“I suppose it is the inevitable experience of a clergyman in a country parish,” he replied, with a smile.
“Yes, I suppose it is. So few can take an interest in your tastes, and aspirations, and intellectual pleasures, and pursuits. Is not that so?”
“It may seem vanity to think so.”
“Oh no; I think not. The people you meet every day are mostly concerned in their turnips or the wheat or their cattle, and their talk is the merest village gossip. It must indeed be very depressing to listen day after day to nothing but that. One has, of course, a refuge in books.”
“But books are not life. The daydreams of the library are a poor substitute for the real action of a mans own heart and brain.”

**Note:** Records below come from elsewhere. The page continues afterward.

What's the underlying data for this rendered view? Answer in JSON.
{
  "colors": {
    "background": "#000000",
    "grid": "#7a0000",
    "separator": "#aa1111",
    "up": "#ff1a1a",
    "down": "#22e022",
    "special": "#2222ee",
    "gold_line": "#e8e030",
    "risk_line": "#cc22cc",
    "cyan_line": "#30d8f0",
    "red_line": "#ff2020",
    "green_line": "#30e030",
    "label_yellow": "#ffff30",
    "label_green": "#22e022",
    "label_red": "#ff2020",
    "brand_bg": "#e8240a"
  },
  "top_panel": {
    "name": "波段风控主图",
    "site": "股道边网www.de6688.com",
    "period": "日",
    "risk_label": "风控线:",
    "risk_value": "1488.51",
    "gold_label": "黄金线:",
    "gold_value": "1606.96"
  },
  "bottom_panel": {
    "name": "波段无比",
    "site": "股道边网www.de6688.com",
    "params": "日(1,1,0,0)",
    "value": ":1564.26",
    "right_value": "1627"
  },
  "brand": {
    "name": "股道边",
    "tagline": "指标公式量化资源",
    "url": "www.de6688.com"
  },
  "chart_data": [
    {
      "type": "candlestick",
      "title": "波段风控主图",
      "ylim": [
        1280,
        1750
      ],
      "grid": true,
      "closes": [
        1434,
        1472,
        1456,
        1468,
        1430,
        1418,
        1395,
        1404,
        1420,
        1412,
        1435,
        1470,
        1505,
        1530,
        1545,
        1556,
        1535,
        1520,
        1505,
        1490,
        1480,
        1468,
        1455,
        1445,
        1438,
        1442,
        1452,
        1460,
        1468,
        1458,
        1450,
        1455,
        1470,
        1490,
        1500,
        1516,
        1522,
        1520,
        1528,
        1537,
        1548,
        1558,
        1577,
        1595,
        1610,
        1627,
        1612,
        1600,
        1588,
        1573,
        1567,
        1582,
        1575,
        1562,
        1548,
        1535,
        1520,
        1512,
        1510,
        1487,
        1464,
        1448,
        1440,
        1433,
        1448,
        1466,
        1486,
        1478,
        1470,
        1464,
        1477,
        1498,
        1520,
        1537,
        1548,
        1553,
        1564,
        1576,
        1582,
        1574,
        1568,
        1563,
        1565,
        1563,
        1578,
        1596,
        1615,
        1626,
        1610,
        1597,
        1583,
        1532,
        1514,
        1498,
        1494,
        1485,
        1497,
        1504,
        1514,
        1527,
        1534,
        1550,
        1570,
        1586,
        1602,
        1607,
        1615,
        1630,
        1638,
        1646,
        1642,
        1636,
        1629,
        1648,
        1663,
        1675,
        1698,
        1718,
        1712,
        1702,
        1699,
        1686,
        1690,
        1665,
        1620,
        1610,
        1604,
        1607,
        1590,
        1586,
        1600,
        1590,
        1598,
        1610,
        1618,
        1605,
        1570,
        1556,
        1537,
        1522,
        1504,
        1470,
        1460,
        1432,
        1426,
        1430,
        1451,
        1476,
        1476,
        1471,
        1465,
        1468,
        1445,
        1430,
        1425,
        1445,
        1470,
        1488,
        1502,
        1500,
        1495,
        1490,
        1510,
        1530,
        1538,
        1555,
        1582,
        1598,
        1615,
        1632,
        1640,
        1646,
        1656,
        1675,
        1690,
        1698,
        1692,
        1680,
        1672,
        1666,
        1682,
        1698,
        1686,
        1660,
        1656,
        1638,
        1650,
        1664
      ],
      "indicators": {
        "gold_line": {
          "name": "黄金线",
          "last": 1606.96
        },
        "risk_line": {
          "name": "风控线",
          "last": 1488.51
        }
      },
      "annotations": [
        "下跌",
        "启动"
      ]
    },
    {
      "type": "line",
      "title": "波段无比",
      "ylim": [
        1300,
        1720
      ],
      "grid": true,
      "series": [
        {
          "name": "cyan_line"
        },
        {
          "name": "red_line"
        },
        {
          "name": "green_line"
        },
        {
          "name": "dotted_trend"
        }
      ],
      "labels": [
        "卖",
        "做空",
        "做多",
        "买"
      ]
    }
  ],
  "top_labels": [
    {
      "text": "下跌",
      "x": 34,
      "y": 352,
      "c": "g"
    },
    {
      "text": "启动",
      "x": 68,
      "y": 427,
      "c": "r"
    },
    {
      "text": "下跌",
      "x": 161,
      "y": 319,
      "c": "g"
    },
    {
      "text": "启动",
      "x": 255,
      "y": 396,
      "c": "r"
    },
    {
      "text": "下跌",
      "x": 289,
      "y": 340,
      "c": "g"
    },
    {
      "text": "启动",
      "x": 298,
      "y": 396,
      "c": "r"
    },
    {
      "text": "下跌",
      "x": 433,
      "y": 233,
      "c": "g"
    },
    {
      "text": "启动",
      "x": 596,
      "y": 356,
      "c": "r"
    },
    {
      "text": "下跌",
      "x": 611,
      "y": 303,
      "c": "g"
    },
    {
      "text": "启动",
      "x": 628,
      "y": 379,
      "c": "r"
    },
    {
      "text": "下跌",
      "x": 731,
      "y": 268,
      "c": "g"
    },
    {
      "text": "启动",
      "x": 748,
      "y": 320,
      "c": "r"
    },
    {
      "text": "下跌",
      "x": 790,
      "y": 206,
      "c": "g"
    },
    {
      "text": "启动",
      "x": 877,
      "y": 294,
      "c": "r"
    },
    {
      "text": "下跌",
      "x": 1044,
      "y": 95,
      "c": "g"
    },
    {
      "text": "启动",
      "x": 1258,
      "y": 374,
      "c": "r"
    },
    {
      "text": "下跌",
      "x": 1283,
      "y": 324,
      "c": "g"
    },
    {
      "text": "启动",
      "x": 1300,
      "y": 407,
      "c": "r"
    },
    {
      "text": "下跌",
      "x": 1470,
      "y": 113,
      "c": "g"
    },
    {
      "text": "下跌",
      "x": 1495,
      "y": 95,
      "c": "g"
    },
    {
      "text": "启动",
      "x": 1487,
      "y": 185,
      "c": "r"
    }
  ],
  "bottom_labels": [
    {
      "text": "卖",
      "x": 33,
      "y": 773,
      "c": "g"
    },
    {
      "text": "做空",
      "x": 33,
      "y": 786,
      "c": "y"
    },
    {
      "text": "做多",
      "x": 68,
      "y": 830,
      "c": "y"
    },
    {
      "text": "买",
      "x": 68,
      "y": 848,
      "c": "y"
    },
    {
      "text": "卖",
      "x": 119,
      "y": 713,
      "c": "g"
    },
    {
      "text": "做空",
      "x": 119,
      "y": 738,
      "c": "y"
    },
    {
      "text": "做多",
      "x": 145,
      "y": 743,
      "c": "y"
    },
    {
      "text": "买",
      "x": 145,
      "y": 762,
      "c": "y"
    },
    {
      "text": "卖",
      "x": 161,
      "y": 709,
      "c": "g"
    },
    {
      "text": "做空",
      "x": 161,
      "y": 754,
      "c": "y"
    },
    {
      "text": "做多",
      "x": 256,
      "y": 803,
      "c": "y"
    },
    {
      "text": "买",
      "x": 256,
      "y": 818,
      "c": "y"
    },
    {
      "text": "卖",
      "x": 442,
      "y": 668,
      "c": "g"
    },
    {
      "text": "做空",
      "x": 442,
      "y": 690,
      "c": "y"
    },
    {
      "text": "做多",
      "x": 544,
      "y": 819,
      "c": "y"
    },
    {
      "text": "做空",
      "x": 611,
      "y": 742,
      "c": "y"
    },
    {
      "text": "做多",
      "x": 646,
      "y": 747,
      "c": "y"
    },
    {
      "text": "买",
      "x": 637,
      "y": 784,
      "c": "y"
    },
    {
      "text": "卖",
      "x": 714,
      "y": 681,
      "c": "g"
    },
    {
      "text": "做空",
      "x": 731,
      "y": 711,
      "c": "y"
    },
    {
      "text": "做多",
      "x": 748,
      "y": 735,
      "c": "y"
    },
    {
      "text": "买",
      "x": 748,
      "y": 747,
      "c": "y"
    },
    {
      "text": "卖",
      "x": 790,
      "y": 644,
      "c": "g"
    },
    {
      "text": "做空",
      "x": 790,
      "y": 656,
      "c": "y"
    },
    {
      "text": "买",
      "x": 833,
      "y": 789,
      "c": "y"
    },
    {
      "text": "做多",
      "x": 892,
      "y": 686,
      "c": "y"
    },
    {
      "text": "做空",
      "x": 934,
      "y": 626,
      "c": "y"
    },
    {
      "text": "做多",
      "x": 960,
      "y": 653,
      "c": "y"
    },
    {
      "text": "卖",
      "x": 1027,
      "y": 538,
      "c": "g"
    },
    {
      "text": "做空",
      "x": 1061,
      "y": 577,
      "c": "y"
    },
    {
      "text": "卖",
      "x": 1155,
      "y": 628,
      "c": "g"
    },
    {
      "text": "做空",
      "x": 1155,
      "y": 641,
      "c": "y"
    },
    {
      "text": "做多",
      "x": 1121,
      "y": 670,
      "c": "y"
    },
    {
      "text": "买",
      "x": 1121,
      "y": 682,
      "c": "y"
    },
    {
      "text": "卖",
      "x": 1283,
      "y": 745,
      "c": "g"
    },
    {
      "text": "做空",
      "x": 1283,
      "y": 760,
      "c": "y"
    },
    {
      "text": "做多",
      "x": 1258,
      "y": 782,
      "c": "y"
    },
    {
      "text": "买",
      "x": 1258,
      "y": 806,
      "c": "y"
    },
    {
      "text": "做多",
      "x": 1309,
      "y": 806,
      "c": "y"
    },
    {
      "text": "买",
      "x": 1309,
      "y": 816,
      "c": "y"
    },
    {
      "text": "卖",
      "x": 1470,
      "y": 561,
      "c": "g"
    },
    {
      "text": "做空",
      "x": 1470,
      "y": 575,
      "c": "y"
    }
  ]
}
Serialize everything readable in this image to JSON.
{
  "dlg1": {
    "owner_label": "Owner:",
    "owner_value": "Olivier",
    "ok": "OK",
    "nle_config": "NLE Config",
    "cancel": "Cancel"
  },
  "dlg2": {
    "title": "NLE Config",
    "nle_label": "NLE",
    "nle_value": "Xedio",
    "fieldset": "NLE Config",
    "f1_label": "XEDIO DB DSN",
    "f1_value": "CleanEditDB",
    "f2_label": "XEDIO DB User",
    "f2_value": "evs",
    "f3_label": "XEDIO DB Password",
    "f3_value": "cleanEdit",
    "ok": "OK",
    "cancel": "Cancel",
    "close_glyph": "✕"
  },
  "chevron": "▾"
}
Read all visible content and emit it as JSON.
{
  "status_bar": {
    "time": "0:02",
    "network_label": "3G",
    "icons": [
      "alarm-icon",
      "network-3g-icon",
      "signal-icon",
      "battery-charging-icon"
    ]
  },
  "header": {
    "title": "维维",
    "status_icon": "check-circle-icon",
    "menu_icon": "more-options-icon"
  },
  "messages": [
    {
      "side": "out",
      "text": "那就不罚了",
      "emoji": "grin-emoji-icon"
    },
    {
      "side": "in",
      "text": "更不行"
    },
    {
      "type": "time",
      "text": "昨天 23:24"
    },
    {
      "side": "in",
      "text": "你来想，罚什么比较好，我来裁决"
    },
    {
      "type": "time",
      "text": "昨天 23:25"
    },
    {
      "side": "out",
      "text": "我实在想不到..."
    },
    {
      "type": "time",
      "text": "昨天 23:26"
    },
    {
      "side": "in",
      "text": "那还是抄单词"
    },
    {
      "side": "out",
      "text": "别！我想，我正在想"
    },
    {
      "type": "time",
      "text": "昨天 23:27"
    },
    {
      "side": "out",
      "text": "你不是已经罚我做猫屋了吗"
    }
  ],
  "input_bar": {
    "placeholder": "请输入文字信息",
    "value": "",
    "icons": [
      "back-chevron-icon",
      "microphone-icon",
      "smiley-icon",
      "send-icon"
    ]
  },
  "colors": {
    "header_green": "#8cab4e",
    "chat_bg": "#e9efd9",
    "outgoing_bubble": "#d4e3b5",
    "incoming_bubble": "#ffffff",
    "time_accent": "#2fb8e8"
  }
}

“Then one has also the great fields of natural science to explore. I think you will find the work of my husband interesting, and if you could turn your mind in the same direction, you would find in him inexhaustible sympathy.”
As she spoke, they reached the low-arched portal of the chapel. The thick oaken door, studded with big iron nails, was open, and before them stood a man who bowed profoundly to Mrs. Haldane, and then darted a swift, penetrating glance at the vicar.
“Mr. Haldane is within, Baptisto?” she asked.
“Yes, senora.”
He stood aside to allow them to pass, and as Mr. Santley entered he regarded the man with an eye which photographed every feature of his dark Spanish face. It was a face which, once seen, stamped itself in haunting lineaments on the memory. A dusky olive complexion; a fierce, handsome mouth and chin; a broad, intelligent forehead; short, crisp black hair sprinkled with grey; a thin, black moustache, twisted and pointed at the ends; and a pair of big, black, unfathomable eyes, filled with liquid fire. It was the man’s eyes that arrested the attention first, gave character not only to the face but to the man himself, and indeed served to identify him. In the village, “the foreign gentleman with the eyes” was the popular and sufficient description of Baptisto.